Strain-Specific Model The SS model has an SIR structure for each of the three influenza strains (A/H1, A/H3 and B), which are assumed to transmit independently within the population . The model uses weekly GP consultations for ILI from the RCGP RSC, together with the strain-specific virological data from the RCGP RSC’s virological monitoring to identify the contribution of each strain to the overall number of consultations. Serological data were used to inform strain-specific susceptibility at the start of the season.
ICU-based Model The ICU model for seasonal influenza represents a development of an existing influenza SEEIIR transmission model, which uses intensive care influenza admissions from the USISS system . The transmission rate is allowed to vary over time to account for school holiday periods and the possible effects of changing patterns of interaction between age groups . Transmission dynamics are linked to the observed ICU admissions through a delay from infection to admission and through the assumption that only a proportion of the infections is admitted to ICU.
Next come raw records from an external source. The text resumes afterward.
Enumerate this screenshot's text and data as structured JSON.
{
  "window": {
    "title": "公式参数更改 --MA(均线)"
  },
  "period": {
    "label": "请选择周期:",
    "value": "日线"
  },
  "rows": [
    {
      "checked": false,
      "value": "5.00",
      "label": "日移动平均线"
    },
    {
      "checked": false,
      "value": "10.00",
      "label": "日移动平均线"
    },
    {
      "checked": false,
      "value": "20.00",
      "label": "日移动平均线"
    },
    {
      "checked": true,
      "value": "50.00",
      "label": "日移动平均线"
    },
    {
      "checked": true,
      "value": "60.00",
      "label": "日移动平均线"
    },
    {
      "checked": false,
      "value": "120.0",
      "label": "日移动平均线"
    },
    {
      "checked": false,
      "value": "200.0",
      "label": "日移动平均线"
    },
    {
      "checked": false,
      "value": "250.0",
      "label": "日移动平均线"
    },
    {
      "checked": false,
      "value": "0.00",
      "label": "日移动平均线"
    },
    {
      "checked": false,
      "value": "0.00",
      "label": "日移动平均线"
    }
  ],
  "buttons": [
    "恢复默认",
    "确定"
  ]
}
Synthesis Model The synthesis model uses three data streams to estimate the underlying transmission dynamics: ICU and hospital admissions from USISS and the ILI+ dataset derived from RCGP surveillance. Transmission dynamics are described by a SEEIIR model assuming a constant transmission rate and random mixing. The basic feature of the disease reporting process are taken from previous studies [15, 21, 25].
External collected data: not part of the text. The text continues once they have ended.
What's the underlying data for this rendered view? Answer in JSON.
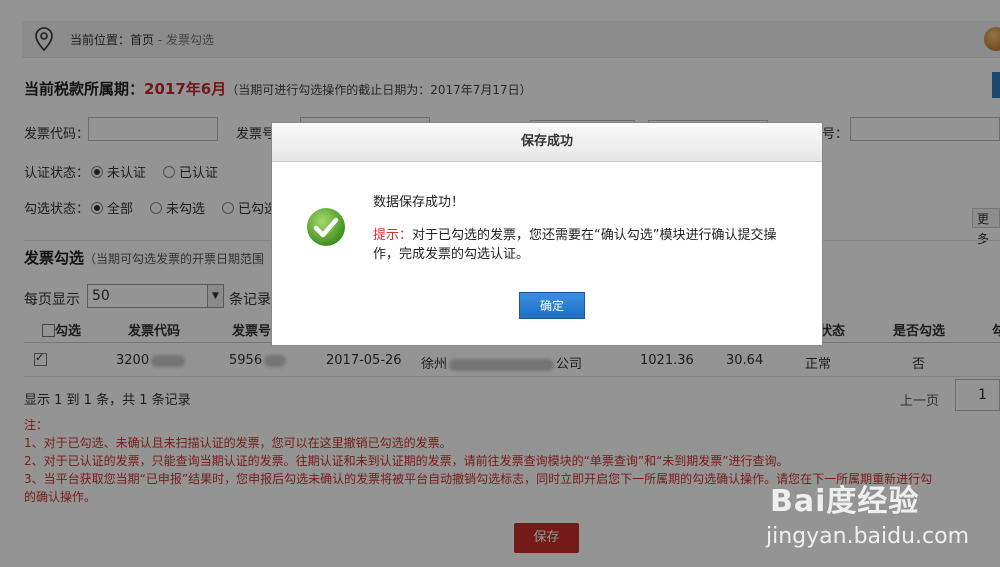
{
  "breadcrumb": {
    "prefix": "当前位置：",
    "home": "首页",
    "sep": " - ",
    "current": "发票勾选"
  },
  "period": {
    "label": "当前税款所属期：",
    "value": "2017年6月",
    "note": "（当期可进行勾选操作的截止日期为：2017年7月17日）"
  },
  "filters": {
    "invoice_code_label": "发票代码：",
    "invoice_no_label": "发票号",
    "tail_label": "号：",
    "auth_status_label": "认证状态：",
    "auth_options": [
      "未认证",
      "已认证"
    ],
    "select_status_label": "勾选状态：",
    "select_options": [
      "全部",
      "未勾选",
      "已勾选"
    ],
    "more_label": "更多"
  },
  "section": {
    "title": "发票勾选",
    "note": "（当期可勾选发票的开票日期范围"
  },
  "paging": {
    "per_page_label": "每页显示",
    "per_page_value": "50",
    "per_page_suffix": "条记录"
  },
  "table": {
    "headers": [
      "勾选",
      "发票代码",
      "发票号",
      "状态",
      "是否勾选",
      "勾"
    ],
    "row": {
      "code": "3200",
      "number": "5956",
      "date": "2017-05-26",
      "seller_prefix": "徐州",
      "seller_suffix": "公司",
      "amount": "1021.36",
      "tax": "30.64",
      "status": "正常",
      "selected": "否"
    }
  },
  "summary": "显示 1 到 1 条，共 1 条记录",
  "pager": {
    "prev": "上一页",
    "page": "1"
  },
  "notes": [
    "注：",
    "1、对于已勾选、未确认且未扫描认证的发票，您可以在这里撤销已勾选的发票。",
    "2、对于已认证的发票，只能查询当期认证的发票。往期认证和未到认证期的发票，请前往发票查询模块的“单票查询”和“未到期发票”进行查询。",
    "3、当平台获取您当期“已申报”结果时，您申报后勾选未确认的发票将被平台自动撤销勾选标志，同时立即开启您下一所属期的勾选确认操作。请您在下一所属期重新进行勾",
    "的确认操作。"
  ],
  "save_button": "保存",
  "dialog": {
    "title": "保存成功",
    "message": "数据保存成功！",
    "hint_label": "提示：",
    "hint_text": "对于已勾选的发票，您还需要在“确认勾选”模块进行确认提交操作，完成发票的勾选认证。",
    "ok_button": "确定"
  },
  "watermark": {
    "brand": "Bai度经验",
    "url": "jingyan.baidu.com"
  },
  "colors": {
    "accent_red": "#c0282d",
    "primary_blue": "#1f6fc3",
    "success_green": "#5aa52c"
  }
}
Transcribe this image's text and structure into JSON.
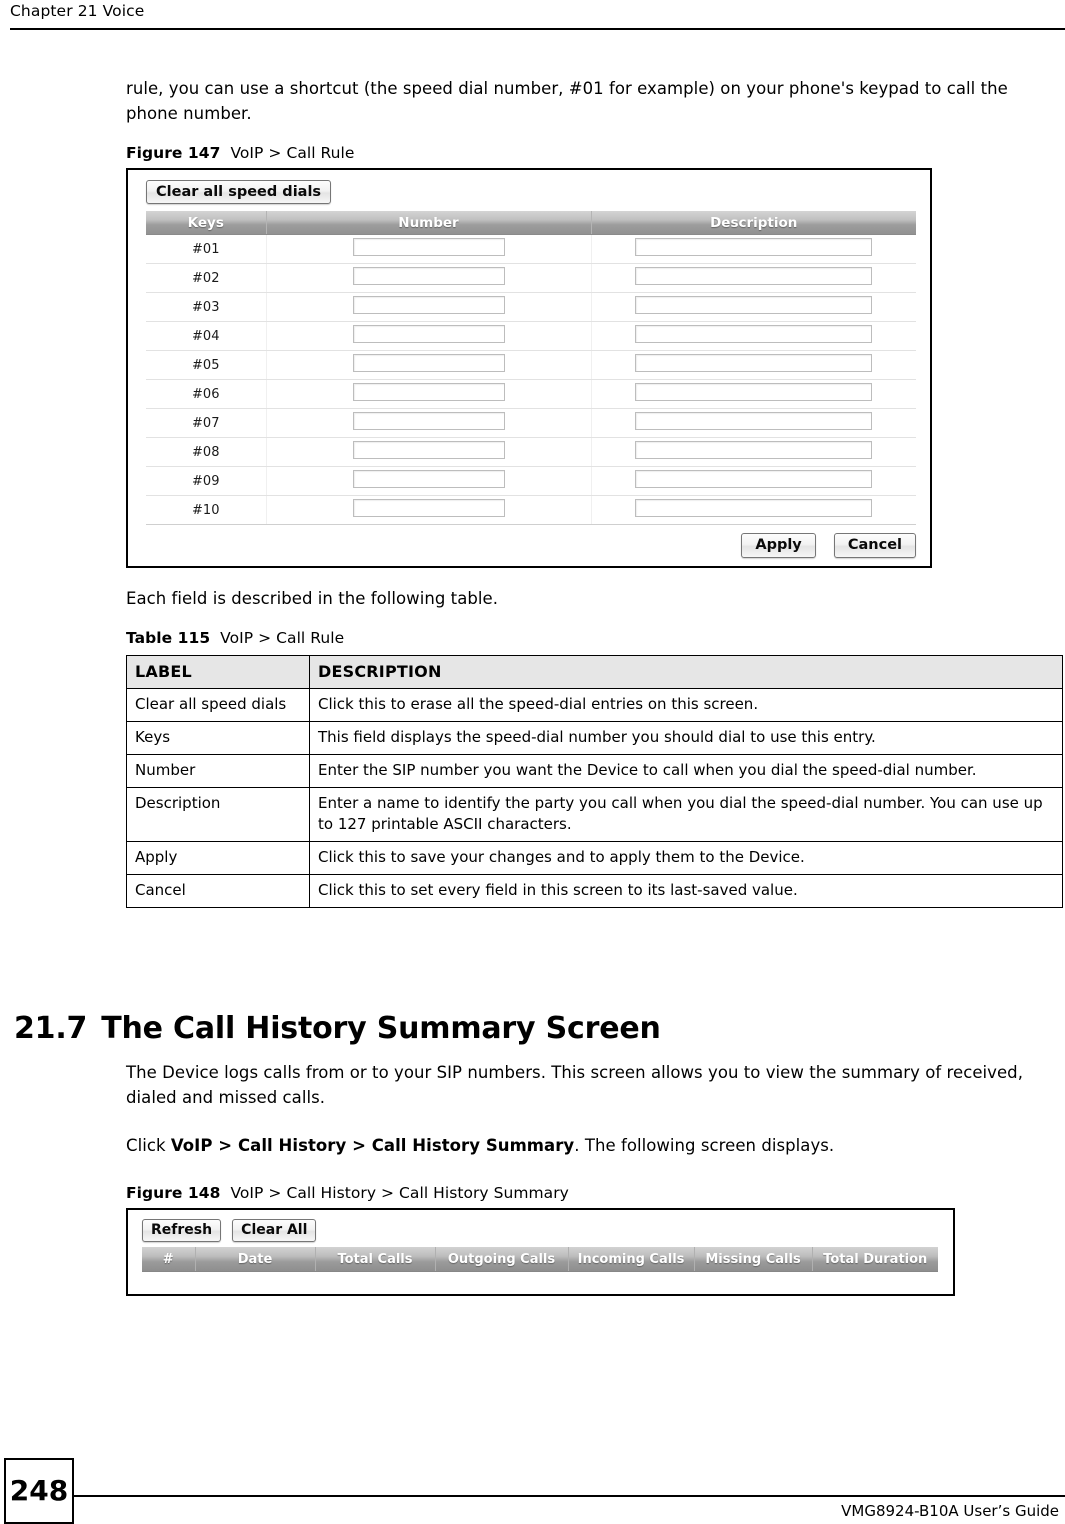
{
  "header": {
    "chapter_title": "Chapter 21 Voice"
  },
  "intro_paragraph": "rule, you can use a shortcut (the speed dial number, #01 for example) on your phone's keypad to call the phone number.",
  "figure_147": {
    "caption_label": "Figure 147",
    "caption_text": "VoIP > Call Rule",
    "clear_button": "Clear all speed dials",
    "columns": [
      "Keys",
      "Number",
      "Description"
    ],
    "rows": [
      {
        "key": "#01",
        "number": "",
        "description": ""
      },
      {
        "key": "#02",
        "number": "",
        "description": ""
      },
      {
        "key": "#03",
        "number": "",
        "description": ""
      },
      {
        "key": "#04",
        "number": "",
        "description": ""
      },
      {
        "key": "#05",
        "number": "",
        "description": ""
      },
      {
        "key": "#06",
        "number": "",
        "description": ""
      },
      {
        "key": "#07",
        "number": "",
        "description": ""
      },
      {
        "key": "#08",
        "number": "",
        "description": ""
      },
      {
        "key": "#09",
        "number": "",
        "description": ""
      },
      {
        "key": "#10",
        "number": "",
        "description": ""
      }
    ],
    "apply_button": "Apply",
    "cancel_button": "Cancel"
  },
  "each_field_paragraph": "Each field is described in the following table.",
  "table_115": {
    "caption_label": "Table 115",
    "caption_text": "VoIP > Call Rule",
    "headers": [
      "LABEL",
      "DESCRIPTION"
    ],
    "rows": [
      {
        "label": "Clear all speed dials",
        "description": "Click this to erase all the speed-dial entries on this screen."
      },
      {
        "label": "Keys",
        "description": "This field displays the speed-dial number you should dial to use this entry."
      },
      {
        "label": "Number",
        "description": "Enter the SIP number you want the Device to call when you dial the speed-dial number."
      },
      {
        "label": "Description",
        "description": "Enter a name to identify the party you call when you dial the speed-dial number. You can use up to 127 printable ASCII characters."
      },
      {
        "label": "Apply",
        "description": "Click this to save your changes and to apply them to the Device."
      },
      {
        "label": "Cancel",
        "description": "Click this to set every field in this screen to its last-saved value."
      }
    ]
  },
  "section_21_7": {
    "number": "21.7",
    "title": "The Call History Summary Screen",
    "paragraph_1": "The Device logs calls from or to your SIP numbers. This screen allows you to view the summary of received, dialed and missed calls.",
    "paragraph_2_prefix": "Click ",
    "paragraph_2_bold": "VoIP > Call History > Call History Summary",
    "paragraph_2_suffix": ". The following screen displays."
  },
  "figure_148": {
    "caption_label": "Figure 148",
    "caption_text": "VoIP > Call History > Call History Summary",
    "refresh_button": "Refresh",
    "clear_all_button": "Clear All",
    "columns": [
      "#",
      "Date",
      "Total Calls",
      "Outgoing Calls",
      "Incoming Calls",
      "Missing Calls",
      "Total Duration"
    ],
    "rows": []
  },
  "footer": {
    "page_number": "248",
    "guide_name": "VMG8924-B10A User’s Guide"
  }
}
Estimation of parameters and quantities of interest
Using weeks as defined by the International Organisation for Standardization (ISO), the above models were run weekly in each of weeks 1 to 12 of 2018, with all analyses covering the period from week 40 of 2017 (denoted 2017w40), which started on the 2nd October. For each week and each model, we estimate model parameters (see Table S1 in the Web Extra Material) in a Bayesian framework. Quantities that can be estimated from all models and have a common interpretation were the focus of comparisons. In particular, we estimated features of the epidemic that are of great public health interest, including the timing and magnitude of the peak in the burden on healthcare services (influenza-related visits to GPs, hospital and ICU admissions); Re(t), the effective reproduction number, representing the average number of infections generated by a single infection in the population (see Web Extra Material); and the propensity of infected cases to interact with the particular healthcare services (GP, Hospital, ICU). In deterministic models, the reproduction number decays over time with the depletion of susceptibles, so estimates of its value at the start of the influenza season only are presented and this quantity is denoted Re≡Re(0).
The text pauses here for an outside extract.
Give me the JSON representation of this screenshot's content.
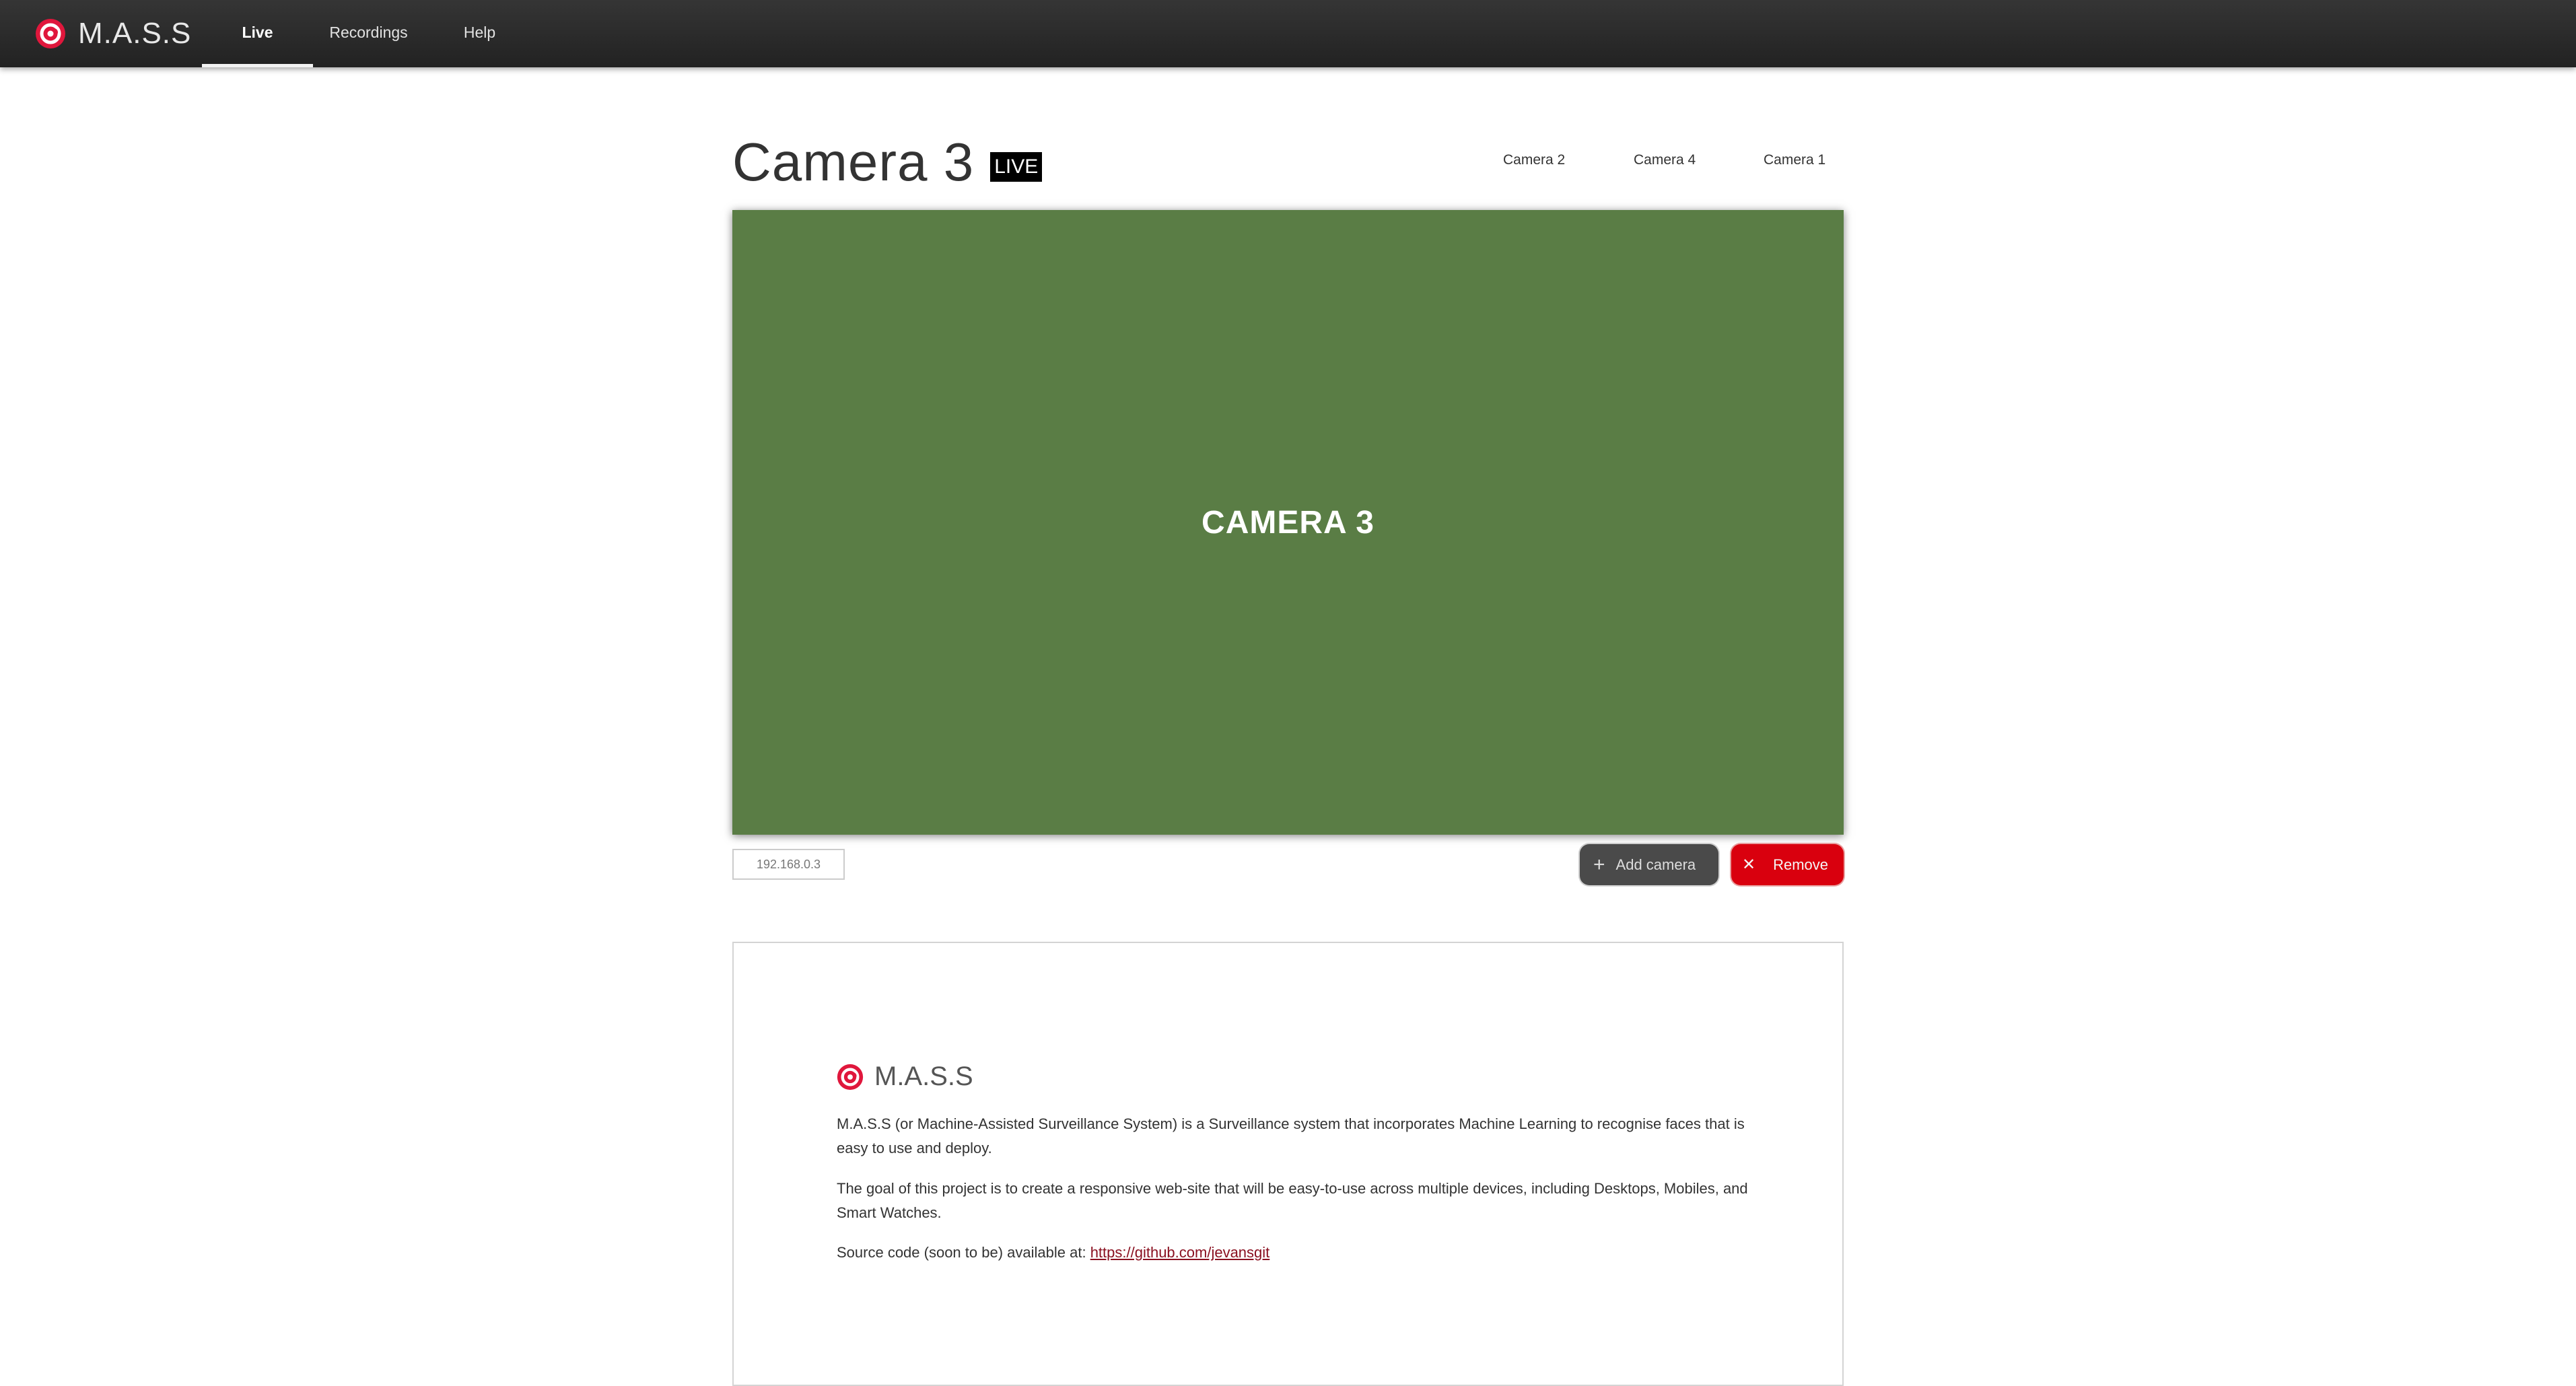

From the estimates above it is possible to derive estimates of burden in terms of new infections, GP consultations and admissions to secondary care over the coming weeks. However, these estimates refer to quantities that are not directly observable from available data. Even GP consultations and data on admissions for severe disease typically refer only to a sub-sample of the whole population, representing a noisy version of these true underlying quantities. To assess the ability of the models to make predictions, it is necessary to contrast the model-based forecasts for observable quantities with the corresponding subsequent observations. We carried out such assessment by constructing posterior predictive distributions for future data points and plotting them alongside the observed values [7, 27].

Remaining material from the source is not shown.